What can be done about stiff problems? You don't want to change the differential equation or the initial conditions, so you have to change the numerical method. Methods intended to solve stiff problems efficiently do more work per step, but can take much bigger steps. Stiff methods are implicit. At each step they use MATLAB matrix operations to solve a system of simultaneous linear equations that helps predict the evolution of the solution. For our flame example, the matrix is only 1 by 1, but even here, stiff methods do more work per step than nonstiff methods.

Figure 2. A stiff solver requires only 99 steps. Click on image to see enlarged view.

Let's compute the solution to our flame example again, this time with one of the ODE solvers in MATLAB whose name ends in "s" for "stiff."

delta = 0.0001;
ode23s(F,[0 2/delta],delta,opts);


The second figure shows the computed solution and the zoom detail. You can see that ode23s takes many fewer steps than ode45. This is actually an easy problem for a stiff solver. In fact, ode23s takes only 99 steps and uses just 412 function evaluations, while ode45 takes 3,040 steps and uses 20,179 function evaluations. Stiffness even affects graphical output. Our print files for the ode45 figures are much larger than those for the ode23s figures.

Imagine you are returning from a hike in the mountains. You are in a narrow canyon with steep walls on either side. An explicit algorithm would sample the local gradient to find the descent direction. But following the gradient on either side of the trail will send you bouncing back and forth from wall to wall, as in Figure 1. You will eventually get home, but it will be long after dark before you arrive. An implicit algorithm would have you keep your eyes on the trail and anticipate where each step is taking you. It is well worth the extra concentration.

This flame problem is also interesting because it involves something called the Lambert W function, $$W(z)$$. The differential equation is separable. Integrating once gives an implicit equation for $$y$$ as a function of $$t$$.
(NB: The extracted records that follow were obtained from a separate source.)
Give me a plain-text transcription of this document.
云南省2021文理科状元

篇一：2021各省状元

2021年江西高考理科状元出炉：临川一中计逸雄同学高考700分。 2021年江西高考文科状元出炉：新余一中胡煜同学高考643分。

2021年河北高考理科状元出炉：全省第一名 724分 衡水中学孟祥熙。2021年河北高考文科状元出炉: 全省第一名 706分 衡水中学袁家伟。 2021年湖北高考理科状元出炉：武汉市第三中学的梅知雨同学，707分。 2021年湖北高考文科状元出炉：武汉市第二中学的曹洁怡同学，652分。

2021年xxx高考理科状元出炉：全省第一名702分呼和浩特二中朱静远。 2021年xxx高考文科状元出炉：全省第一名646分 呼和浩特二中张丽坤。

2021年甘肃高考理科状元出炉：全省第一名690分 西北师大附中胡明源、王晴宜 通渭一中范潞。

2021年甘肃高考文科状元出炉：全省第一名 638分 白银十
$\frac{1}{y} + \log\left(\frac{1}{y}-1\right) = \frac{1}{\delta} + \log\left(\frac{1}{\delta} - 1\right) - t$

This equation can be solved for y. The exact analytical solution to the flame model turns out to be

$y(t) = \frac{1}{(W(a e^{a - t}) + 1)}$

where $$a = \frac{1}{\delta} - 1$$. The function $$W(z)$$, the Lambert W function, is the solution to

$W(z)e^{W(z)} = z$

With MATLAB and the Symbolic Math Toolbox connection to Maple, the statements

y = dsolve('Dy = y^2 - y^3','y(0) = 1/100');
y = simplify(y);
pretty(y)
ezplot(y,0,200)


produce

                  1
---------------------------------------
lambertw(99 exp(99 - t)) + 1


and a plot of the exact solution. When the initial value, 1/100, is decreased, and the time span $$0 \leq t \leq 200$$ is increased, the transition region becomes narrower.

Figure 3. The exact solution involves the recently rediscovered Lambert W function. Click on image to see enlarged view.

The Lambert W function is named after J. H. Lambert (1728 - 1777), who was a colleague of Euler and Lagrange at the Berlin Academy of Sciences. Lambert is best known for his laws of illumination and his proof that π is irrational. The function was "rediscovered" a few years ago by Corless, Gonnet, Hare, and Jeffrey, working on Maple, and by Don Knuth. Their paper is available on a Web site maintained by Rob Corless. The existence of an exact solution to this nonlinear problem allows us to rigorously assess the accuracy of both the stiff and nonstiff numerical methods.

Published 2003

### References

• Robert M. Corless, G. H. Gonnet, D. E. G. Hare, D. J. Jeffrey, and D. E. Knuth, “ On the Lambert W Function,” Advances in Computational Mathematics, Volume 5, 1996, pp. 329-359.